Sometimes the difference between, and the importance of, WCAG AA vs AAA levels aren’t entirely clear. Here’s my take on it.

To AA or to AAA?

Broadly speaking I aim for AA, and try for AAA where I can, given the time, money, and other constraints. In terms of the MoSCoW method: Must have AA compliance (everything passes AA); Should have some AAA Successes; Could have AAA compliance (but unlikely to).

Achieving AA means we’re doing great at making our sites accessible. This is also what legal and compliance types will want. Achieving AAA means we’re doing amazing at making our sites accessible. It’s difficult and not always possible, though.

What’s the difference between AA and AA

To really get into it, we need to read through the WCAG docs. I’m a fan of the Quick Reference version of the docs.

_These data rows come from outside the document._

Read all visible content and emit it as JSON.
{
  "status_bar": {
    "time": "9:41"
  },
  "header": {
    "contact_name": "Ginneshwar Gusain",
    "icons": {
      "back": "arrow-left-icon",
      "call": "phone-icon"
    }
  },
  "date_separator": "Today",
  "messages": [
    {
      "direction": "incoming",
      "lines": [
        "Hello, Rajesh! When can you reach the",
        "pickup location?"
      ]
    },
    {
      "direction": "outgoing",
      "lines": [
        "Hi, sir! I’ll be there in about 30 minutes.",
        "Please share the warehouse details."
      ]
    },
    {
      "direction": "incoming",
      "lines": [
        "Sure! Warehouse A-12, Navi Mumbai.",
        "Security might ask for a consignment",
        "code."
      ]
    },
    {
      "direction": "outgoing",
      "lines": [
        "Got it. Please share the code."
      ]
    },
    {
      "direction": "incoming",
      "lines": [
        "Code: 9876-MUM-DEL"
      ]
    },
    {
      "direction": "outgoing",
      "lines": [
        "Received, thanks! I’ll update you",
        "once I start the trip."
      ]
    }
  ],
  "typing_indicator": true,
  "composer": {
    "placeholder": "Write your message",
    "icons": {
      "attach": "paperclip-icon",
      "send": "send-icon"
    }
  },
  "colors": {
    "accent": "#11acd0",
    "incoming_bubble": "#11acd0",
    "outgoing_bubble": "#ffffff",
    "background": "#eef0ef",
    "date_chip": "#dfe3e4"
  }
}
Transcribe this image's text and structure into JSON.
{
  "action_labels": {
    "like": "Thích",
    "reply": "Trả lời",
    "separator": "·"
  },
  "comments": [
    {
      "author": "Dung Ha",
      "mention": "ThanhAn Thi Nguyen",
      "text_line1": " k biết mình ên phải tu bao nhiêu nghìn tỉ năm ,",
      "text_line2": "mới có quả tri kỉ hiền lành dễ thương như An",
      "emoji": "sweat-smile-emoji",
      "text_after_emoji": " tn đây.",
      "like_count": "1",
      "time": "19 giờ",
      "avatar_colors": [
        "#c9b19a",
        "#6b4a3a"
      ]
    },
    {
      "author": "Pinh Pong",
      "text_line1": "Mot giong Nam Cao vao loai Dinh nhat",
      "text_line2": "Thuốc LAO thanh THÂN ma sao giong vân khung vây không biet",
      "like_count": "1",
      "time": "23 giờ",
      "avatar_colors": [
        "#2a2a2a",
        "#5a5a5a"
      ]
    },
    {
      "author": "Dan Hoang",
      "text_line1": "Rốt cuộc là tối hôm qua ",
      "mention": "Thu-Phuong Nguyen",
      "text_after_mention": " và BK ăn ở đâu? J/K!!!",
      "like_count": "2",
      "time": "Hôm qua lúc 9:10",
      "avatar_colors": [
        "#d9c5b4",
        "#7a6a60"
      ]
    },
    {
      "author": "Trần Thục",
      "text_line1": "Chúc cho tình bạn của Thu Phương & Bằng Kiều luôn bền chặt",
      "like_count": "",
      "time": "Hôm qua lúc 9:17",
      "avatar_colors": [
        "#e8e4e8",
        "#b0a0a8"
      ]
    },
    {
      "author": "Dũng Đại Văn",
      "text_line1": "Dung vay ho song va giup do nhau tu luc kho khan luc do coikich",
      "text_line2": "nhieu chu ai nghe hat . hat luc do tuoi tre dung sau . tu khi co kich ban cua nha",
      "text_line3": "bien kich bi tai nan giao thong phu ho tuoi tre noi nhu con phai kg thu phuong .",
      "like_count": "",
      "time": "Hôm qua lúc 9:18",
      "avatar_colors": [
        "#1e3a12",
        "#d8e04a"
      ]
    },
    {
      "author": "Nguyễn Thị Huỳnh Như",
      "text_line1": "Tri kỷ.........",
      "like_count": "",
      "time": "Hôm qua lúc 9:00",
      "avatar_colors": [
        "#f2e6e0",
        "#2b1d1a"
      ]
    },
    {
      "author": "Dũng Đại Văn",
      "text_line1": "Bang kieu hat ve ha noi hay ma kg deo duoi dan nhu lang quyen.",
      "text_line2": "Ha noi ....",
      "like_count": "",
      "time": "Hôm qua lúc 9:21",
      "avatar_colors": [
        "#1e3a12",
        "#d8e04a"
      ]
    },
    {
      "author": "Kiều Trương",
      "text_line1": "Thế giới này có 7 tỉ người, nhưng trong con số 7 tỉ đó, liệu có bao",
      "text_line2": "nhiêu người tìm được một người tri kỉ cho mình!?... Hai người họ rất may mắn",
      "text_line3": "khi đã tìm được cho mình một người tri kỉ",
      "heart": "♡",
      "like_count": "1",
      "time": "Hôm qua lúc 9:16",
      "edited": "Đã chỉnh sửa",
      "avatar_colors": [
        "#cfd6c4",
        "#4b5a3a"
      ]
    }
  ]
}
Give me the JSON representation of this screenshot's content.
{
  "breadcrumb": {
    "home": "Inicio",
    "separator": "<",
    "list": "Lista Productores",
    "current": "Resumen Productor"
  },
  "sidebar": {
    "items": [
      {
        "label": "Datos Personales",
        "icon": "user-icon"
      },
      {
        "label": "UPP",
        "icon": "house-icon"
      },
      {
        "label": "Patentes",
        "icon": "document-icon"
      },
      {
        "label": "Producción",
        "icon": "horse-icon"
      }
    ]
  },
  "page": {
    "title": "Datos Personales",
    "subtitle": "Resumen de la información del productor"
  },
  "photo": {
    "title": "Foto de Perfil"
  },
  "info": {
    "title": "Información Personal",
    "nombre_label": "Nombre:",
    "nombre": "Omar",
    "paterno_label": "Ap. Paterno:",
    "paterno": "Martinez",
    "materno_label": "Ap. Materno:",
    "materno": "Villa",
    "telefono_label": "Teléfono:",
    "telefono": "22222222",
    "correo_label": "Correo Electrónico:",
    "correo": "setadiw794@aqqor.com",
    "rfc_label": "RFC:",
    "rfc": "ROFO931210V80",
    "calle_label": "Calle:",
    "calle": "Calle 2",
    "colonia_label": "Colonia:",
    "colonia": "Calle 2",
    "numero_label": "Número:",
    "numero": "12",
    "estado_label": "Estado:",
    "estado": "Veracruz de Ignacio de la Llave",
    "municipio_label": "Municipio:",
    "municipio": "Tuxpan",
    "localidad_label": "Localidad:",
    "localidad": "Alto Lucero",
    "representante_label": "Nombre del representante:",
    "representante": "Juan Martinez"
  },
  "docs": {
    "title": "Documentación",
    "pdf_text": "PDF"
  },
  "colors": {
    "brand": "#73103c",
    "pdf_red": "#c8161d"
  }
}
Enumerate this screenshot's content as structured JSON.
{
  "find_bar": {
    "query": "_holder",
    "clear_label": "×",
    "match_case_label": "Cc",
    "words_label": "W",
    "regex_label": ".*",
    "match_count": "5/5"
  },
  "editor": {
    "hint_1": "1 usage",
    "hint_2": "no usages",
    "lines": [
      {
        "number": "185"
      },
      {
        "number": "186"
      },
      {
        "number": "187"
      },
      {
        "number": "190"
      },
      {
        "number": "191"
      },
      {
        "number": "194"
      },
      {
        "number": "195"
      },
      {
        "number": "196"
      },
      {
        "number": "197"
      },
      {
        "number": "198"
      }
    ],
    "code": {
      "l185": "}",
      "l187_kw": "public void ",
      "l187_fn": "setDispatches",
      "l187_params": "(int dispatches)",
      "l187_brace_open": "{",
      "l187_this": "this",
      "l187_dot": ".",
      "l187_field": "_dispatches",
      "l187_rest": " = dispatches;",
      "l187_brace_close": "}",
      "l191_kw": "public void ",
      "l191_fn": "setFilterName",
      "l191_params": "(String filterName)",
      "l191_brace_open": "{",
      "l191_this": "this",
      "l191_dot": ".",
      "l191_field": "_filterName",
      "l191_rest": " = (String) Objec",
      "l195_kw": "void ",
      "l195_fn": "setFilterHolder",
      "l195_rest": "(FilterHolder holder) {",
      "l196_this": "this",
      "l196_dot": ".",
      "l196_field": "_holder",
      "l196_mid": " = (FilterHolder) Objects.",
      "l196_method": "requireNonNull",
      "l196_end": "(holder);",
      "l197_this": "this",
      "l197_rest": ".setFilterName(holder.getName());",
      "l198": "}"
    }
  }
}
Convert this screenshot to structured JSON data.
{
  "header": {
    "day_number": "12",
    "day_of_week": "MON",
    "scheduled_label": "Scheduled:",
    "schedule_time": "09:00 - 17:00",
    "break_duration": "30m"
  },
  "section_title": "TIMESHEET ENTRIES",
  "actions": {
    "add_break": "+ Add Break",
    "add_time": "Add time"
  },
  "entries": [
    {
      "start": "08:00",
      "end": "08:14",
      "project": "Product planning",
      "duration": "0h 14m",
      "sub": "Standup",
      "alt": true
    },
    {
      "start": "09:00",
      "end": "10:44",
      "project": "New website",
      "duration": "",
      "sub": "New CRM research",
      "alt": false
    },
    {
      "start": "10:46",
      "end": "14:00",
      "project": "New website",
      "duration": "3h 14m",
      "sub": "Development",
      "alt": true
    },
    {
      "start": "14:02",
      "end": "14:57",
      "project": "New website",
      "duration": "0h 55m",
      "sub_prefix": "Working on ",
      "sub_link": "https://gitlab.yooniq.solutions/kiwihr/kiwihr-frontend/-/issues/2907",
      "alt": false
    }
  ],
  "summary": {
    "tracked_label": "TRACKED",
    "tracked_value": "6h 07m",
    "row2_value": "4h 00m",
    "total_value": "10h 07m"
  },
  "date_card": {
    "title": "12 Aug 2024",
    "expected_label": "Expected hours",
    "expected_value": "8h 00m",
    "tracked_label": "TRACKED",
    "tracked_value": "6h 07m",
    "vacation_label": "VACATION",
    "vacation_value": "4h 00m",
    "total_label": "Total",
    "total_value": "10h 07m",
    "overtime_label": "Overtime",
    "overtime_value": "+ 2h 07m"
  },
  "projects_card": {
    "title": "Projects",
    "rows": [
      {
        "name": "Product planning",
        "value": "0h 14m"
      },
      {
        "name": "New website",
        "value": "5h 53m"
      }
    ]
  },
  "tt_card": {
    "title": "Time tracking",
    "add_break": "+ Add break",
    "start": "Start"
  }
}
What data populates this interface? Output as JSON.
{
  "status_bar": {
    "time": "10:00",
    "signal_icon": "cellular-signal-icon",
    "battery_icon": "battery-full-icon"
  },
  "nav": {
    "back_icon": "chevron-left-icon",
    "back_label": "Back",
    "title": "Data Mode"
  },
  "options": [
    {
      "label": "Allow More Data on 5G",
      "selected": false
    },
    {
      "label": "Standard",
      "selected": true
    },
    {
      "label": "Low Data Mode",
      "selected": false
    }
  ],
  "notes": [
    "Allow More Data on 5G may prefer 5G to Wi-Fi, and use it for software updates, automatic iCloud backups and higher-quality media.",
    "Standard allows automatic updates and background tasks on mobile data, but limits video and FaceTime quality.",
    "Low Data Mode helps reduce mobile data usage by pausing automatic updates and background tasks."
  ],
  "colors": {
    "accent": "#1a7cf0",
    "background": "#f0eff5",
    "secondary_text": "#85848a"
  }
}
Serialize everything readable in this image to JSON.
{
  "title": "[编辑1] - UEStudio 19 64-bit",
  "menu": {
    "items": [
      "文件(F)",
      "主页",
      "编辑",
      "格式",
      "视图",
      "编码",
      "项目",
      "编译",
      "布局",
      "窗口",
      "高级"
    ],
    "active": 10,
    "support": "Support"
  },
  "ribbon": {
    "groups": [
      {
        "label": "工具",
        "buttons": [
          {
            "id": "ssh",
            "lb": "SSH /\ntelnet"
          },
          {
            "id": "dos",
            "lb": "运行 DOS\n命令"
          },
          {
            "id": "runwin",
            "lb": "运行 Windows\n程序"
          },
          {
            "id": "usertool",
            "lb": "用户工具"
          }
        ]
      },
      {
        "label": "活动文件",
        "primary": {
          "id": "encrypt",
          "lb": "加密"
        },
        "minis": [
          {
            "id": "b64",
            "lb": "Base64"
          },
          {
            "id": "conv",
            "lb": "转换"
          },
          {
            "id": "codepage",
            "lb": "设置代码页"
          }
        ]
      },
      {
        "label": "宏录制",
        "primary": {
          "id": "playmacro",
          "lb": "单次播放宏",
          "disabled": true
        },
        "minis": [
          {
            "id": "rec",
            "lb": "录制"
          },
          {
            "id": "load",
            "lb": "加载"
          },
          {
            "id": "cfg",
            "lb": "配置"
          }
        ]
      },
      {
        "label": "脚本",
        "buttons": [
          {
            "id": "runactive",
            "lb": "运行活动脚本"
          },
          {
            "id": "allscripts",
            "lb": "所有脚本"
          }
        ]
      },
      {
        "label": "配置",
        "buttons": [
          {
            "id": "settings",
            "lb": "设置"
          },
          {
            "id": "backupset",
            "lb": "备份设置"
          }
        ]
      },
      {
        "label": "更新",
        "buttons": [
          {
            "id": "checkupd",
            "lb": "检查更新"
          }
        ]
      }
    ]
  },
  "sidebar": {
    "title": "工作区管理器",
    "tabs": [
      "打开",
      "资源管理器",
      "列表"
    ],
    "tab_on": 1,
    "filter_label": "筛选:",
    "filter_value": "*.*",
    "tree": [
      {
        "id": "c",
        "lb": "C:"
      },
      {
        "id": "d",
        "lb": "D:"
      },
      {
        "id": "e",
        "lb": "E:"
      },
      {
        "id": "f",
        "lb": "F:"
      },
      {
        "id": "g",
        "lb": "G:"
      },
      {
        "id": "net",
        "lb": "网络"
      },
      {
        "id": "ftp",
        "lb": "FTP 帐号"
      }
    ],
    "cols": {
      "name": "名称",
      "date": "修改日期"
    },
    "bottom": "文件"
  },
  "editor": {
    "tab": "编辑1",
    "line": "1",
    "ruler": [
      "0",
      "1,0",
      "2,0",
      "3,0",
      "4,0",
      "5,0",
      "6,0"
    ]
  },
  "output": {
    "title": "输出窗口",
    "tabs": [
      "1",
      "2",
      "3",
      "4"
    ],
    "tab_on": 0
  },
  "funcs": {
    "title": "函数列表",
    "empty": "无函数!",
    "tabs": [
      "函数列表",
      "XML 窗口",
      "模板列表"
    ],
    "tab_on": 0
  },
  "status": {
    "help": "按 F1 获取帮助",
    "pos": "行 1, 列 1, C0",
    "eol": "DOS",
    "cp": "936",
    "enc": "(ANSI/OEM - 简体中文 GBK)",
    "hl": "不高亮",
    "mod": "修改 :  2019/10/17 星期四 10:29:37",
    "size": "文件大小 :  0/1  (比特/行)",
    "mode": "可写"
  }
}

WCAG quick reference doc showing just AAA items

It takes a while to go through the whole lot, though, so I like to think of the differences between AA and AAA as falling into a few broad categories.

  • Enhancements
    • Things that are included at a base level in AA, but have an enhanced version for AAA. I think of these as doing the best possible version of a thing I was doing already.
    • These include: higher contrast ratio, better warnings about potential data loss, better link text, bigger target sizes, better error prevention.
    • Language is worth mentioning as a thing of its own. AAA says to make sure all the language is plain and clear. Wherever there are unusual words or jargon, they’re explained or defined.
  • Alternatives
    • Things that aren’t inherently accessible need to have alternative version that are.
      • Any time-based elements need to have an alternative version that is not time-based.
      • Any not keyboard-based interaction need to have an alternative version that is keyboard-based.
      • E.g. a video of a presentation with slides would need an article with lots of pictures (and excellent alt text) that conveys the same information and effect.
  • Extras
    • Additional things that improve accessibility (and usability).
      • These include: extra navigation like breadcrumbs, a site map, highlighting the current page and section in the nav; extra semantic markup and ARIA; help documentation.

Easy AAA

A handful of the AAA items feel like they just need a little bit of extra work from me. Here are a few AAA itesms that I try to always include.

It’s important to note that we must meet all the AA criteria to be AA compliant. It’s great for our users to meet some AAA items on top of the AA ones. We should do that from a base of AA compliance, though.


Achieving WCAG AAA is pretty tricky and isn’t always a practical option. However, if we’re already aiming at (or achieving) AA, there are a handful of things we can stretch a little further to achieve AAA for those. Doing so makes our stuff more accessible to more people. Yay!